Yes I have been mistaken as a male online before. Not in real life though.

My mum actually told a lie to me once saying that people thought I was a boy once because I went out wearing like long-ish shorts and a baggy t-shirt (and my hair was quite short at the time and all messy), and that I should go and get my haircut and make myself look nice. Looking back on it now, I actually feel pretty offended by what she did. Gender didn't really matter to me much at that age (I was 10/11), I just was me, regardless of being male or female. Maybe I was more gender fluid then? Idk. It just didn't bother me, that's my point. I guess... Idk, it feels like she was being a bit controlling, she should have let me be just happy for being myself. Oh well. ^^


----------



## mdchan (May 17, 2015)

Almost all the time, online and in real life.

Online, it happens all the time because I typically choose male avatars in MMOs and games, or even icons; my fursona is also male.  My mannerisms, due to social issues, never really give too much away.  I will admit that I had loads of fun confusing some kids in the dreaded Barrens Chat back in the WoW Vanilla/BC age when I actually chose a female orc, and the ones who saw me were trying to figure out if I was a guy playing as a female character, or if I was actually a girl.
Ironically, when I choose a male avatar, nobody even suspects that I'm actually a girl (which is fine with me; the amount of harassment towards female MMO players has gone down in the past couple years, but it still happens sometimes).

In real life, I prefer boys clothes because they tend to be looser and not cling to the body, as I really can't stand that.  I also like having short hair because I don't spend much of any time on my hair in the morning (I don't use makeup, either, because the one time I was asked to try it, I found it extremely irritating).  Since I'm petit to boot, that means I'm often mistaken for a boy.

I'm also very much a tomboy, and some of my interests fall into categories where I don't usually find many girls who participate (such as longboarding/skateboarding and Pathfinder/D&D).  So in those cases, I don't mind being mistaken for a boy since it means less staring and questions, or reactions of "oh my gosh, are you really a girl!?".


----------



## Beardo (May 17, 2015)

If they just heard my voice, yeah


----------



## JellyDitto (May 17, 2015)

Face raiders thinks I'm a girl.


----------



## Andi (May 17, 2015)

On the internet most people assume I am a guy.


----------



## DarkDesertFox (May 17, 2015)

On this site a couple times, but otherwise it's never happened to me that much. It hasn't to me in real life.


----------



## DarkOnyx (May 17, 2015)

I'm not going to even count the internet because it happens to everyone.
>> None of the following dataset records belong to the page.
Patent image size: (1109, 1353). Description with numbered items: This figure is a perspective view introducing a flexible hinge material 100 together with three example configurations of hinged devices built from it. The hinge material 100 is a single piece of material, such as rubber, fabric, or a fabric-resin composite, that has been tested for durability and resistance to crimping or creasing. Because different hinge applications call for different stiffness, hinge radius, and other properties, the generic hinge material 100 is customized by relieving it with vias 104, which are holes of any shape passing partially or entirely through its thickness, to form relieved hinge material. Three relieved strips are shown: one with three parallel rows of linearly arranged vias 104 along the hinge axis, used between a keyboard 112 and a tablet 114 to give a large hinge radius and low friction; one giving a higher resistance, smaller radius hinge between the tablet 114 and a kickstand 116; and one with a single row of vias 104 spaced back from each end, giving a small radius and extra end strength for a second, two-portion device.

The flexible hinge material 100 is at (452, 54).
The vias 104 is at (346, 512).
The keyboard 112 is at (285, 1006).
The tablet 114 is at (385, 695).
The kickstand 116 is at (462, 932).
No. I've never been mistaken for the opposite gender.


----------



## Dae Min (May 17, 2015)

Online, people usually assume that I'm a guy. irl it's obvious that I'm a girl and I never had that happen ouo


----------



## Alienfish (May 17, 2015)

I do all the time on forums.. Yes I'm a female.


----------



## Captain Crazy Chicken (May 17, 2015)

Beardo said:


> If they just heard my voice, yeah



You're a little girl who likes sexy ladies, doesn't post in character as Beardo, and sounds like a MAN!?

- - - Post Merge - - -

I'm always called a man.


----------



## Mega_Cabbage (May 17, 2015)

Yup. All the time, but I don't really care. It's fun messing with people.


----------



## Pharaoh (May 17, 2015)

It depends really, there have been many times someone has referred to me as androgynous online, which makes sense because there's really no set perimeters on how each sex is supposed to type. I much prefer it that way though, my internet persona is supposed to be this super villainous undead Pharaoh, I don't have time to assign pronouns to that. I am just me.


----------



## oswaldies (May 17, 2015)

yes, lots of time online


----------



## Nay (May 17, 2015)

Yes but I keep it intentionally ambiguous, plus i dont mind if someone calls me he/she or whatever.
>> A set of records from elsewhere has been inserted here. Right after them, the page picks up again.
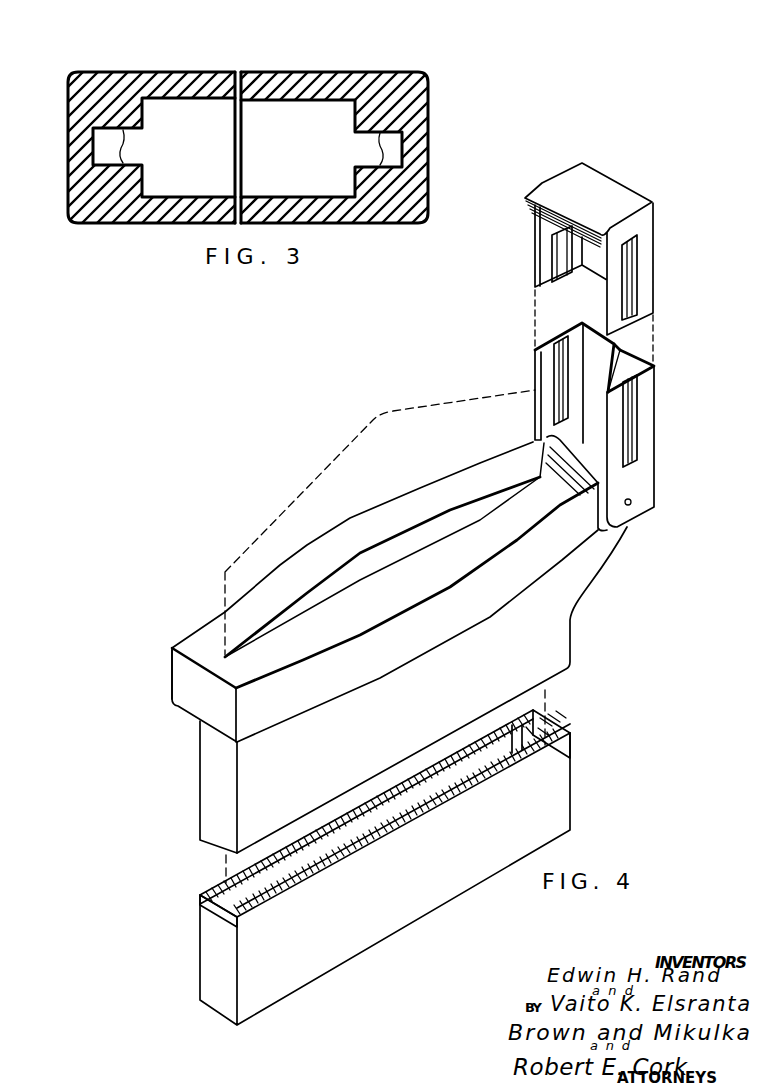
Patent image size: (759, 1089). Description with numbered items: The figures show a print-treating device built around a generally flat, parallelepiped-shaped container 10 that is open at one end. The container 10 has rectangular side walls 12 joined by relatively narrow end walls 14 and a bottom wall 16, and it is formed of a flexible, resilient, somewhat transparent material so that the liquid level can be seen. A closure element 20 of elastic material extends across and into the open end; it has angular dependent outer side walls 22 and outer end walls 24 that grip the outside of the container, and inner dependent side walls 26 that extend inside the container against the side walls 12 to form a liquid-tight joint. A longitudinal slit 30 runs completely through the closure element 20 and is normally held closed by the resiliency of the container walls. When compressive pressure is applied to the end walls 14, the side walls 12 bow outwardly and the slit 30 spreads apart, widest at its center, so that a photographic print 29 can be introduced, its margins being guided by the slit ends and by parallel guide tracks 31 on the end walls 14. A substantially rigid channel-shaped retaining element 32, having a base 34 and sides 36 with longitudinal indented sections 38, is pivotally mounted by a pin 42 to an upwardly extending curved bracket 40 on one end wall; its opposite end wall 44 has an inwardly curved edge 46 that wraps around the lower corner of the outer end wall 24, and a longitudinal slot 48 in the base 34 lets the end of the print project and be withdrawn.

In FIG. 4, the container 10 is at (199, 772).
In FIG. 3, the side walls 12 is at (258, 72).
In FIG. 4, the side walls 12 is at (418, 793).
In FIG. 3, the end walls 14 is at (71, 150).
In FIG. 4, the end walls 14 is at (552, 720).
In FIG. 3, the bottom wall 16 is at (193, 133).
In FIG. 4, the closure element 20 is at (395, 636).
In FIG. 4, the outer side walls 22 is at (411, 546).
In FIG. 4, the outer end walls 24 is at (192, 689).
In FIG. 4, the inner dependent side walls 26 is at (405, 560).
In FIG. 4, the photographic print 29 is at (365, 452).
In FIG. 4, the longitudinal slit 30 is at (357, 568).
In FIG. 3, the parallel guide tracks 31 is at (125, 143).
In FIG. 4, the retaining element 32 is at (605, 422).
In FIG. 4, the base 34 is at (644, 354).
In FIG. 4, the sides 36 is at (546, 367).
In FIG. 4, the longitudinal indented sections 38 is at (560, 340).
In FIG. 4, the curved bracket 40 is at (613, 548).
In FIG. 4, the pin 42 is at (631, 504).
In FIG. 4, the end wall 44 is at (571, 251).
In FIG. 4, the inwardly curved edge 46 is at (557, 229).
In FIG. 4, the longitudinal slot 48 is at (628, 338).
IRL I have been mistaken a couple of times but really only on first glance. Voices tend to give it away


----------



## 00ToxicLove00 (May 17, 2015)

Yes. Straight guys think I'm a girl for some reason so they hit on me until I tell them I'm a guy then go off on me. I'm sorry you can't tell the difference between a guy and a girl.


----------



## Captain Crazy Chicken (May 17, 2015)

00ToxicLove00 said:


> Yes. Straight guys think I'm a girl for some reason so they hit on me until I tell them I'm a guy then go off on me. I'm sorry you can't tell the difference between a guy and a girl.



You have long hair?


----------



## 00ToxicLove00 (May 17, 2015)

Captain Crazy Chicken said:


> You have long hair?



Not super long or anything like that. Just above the shoulders but somehow I still get mistaken for a girl. I really don't have manly features.


----------



## Moddie (May 17, 2015)

[Post Removed. Sorry.]


----------



## Soda Fox (May 17, 2015)

I've been mistaken for a male in real life before.  When I was in high school I liked to wear baggy clothes, and kept my hair cut short.  I was also a bit of a tom boy, so I was super competitive in gym class and joined the co-ed class, and I spent my free hours playing Gameboy/DS.  I felt oddly satisfied when people couldn't immediately determine my gender.
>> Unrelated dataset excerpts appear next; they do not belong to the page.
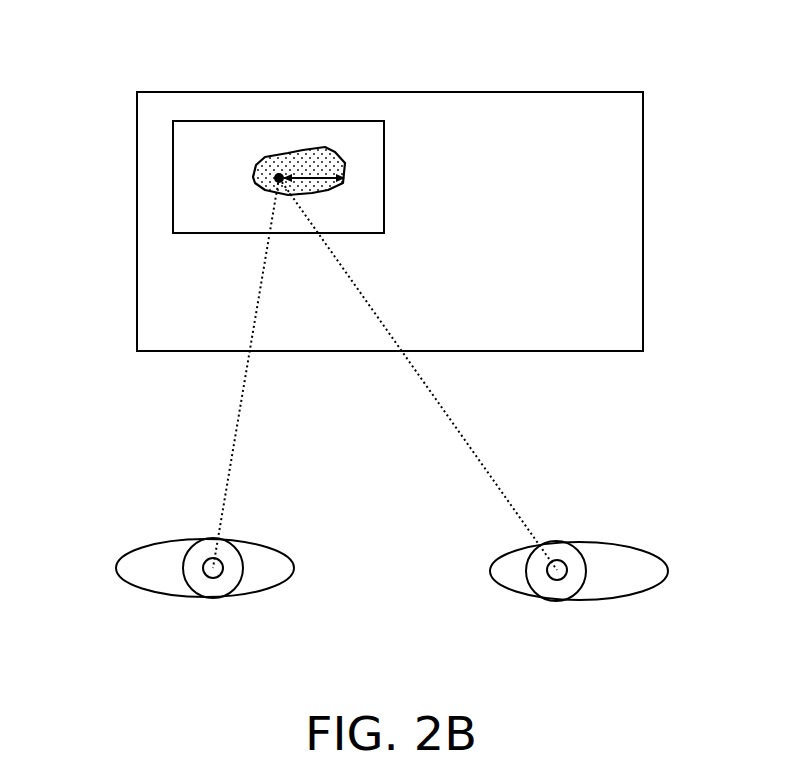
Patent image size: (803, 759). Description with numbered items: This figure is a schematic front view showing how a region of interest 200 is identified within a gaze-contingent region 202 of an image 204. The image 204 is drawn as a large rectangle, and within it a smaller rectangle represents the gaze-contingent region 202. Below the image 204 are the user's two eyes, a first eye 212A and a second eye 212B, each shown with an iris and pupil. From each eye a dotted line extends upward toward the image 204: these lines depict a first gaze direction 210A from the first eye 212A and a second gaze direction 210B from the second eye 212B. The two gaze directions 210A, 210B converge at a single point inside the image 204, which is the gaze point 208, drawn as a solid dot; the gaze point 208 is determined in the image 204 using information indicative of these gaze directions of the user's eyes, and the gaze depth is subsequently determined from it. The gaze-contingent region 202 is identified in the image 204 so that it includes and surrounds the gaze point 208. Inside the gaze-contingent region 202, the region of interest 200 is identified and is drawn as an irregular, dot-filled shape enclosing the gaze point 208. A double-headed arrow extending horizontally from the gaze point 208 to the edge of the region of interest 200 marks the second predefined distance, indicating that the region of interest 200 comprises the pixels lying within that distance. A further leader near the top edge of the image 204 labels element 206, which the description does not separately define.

The region of interest 200 is at (304, 108).
The gaze-contingent region 202 is at (245, 127).
The image 204 is at (399, 187).
The display surface 206 is at (390, 64).
The gaze point 208 is at (159, 162).
The first gaze direction 210A is at (428, 374).
The second gaze direction 210B is at (216, 373).
The first eye 212A is at (611, 543).
The second eye 212B is at (252, 544).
I haven't been mistaken as a guy for a long time.  I've started letting my hair grow out and I wear more feminine clothing now.


----------



## Llust (May 17, 2015)

On the internet, it happens a lot. In real life, not as much

I have a lot of internet friends and through out the years of being on forums and meeting them off of gaming, a majority of them mistook me as a guy until they added my on skype and saw my profile picture :/ according to them, it was because of the fact that I have the same personality type and humor as guys ._. In real life, I obviously look like a girl due to my long hair and face proportions, but I dress like a guy and I have no interest in fashion. The closest I get to "cute" is a hoodie and leggings. But in general, my typically appearance is just baggy hoodies, jeans and converse..which the hoodies are often times black/white/gray. I'm so pathetic haha..it doesn't mean I don't have an interest in cute things though. Anyway, I was walking around campus during lunch with my friend and it was cold, so I had my hair tied up with my hood up as well. The friend I was walking with is a girl, and we passed by her brother (note: we're really close friends so we had our arms linked together while we were walking. Am I the only one who does that with friends?) Her brother didn't notice us until we walked by, so he just saw his sister walking with what he assumed was her boyfriend because of my appearance from the back. I guess he's the overprotective type because he tried starting a fight with me until I turned around and he saw my face.. e.o Honestly, he's really stupid considering I was actually wearing uggs that day which is something girls are known for wearing..


----------



## Ghost Soda (May 17, 2015)

Irl, I can't think of a single instance where I was misgendered.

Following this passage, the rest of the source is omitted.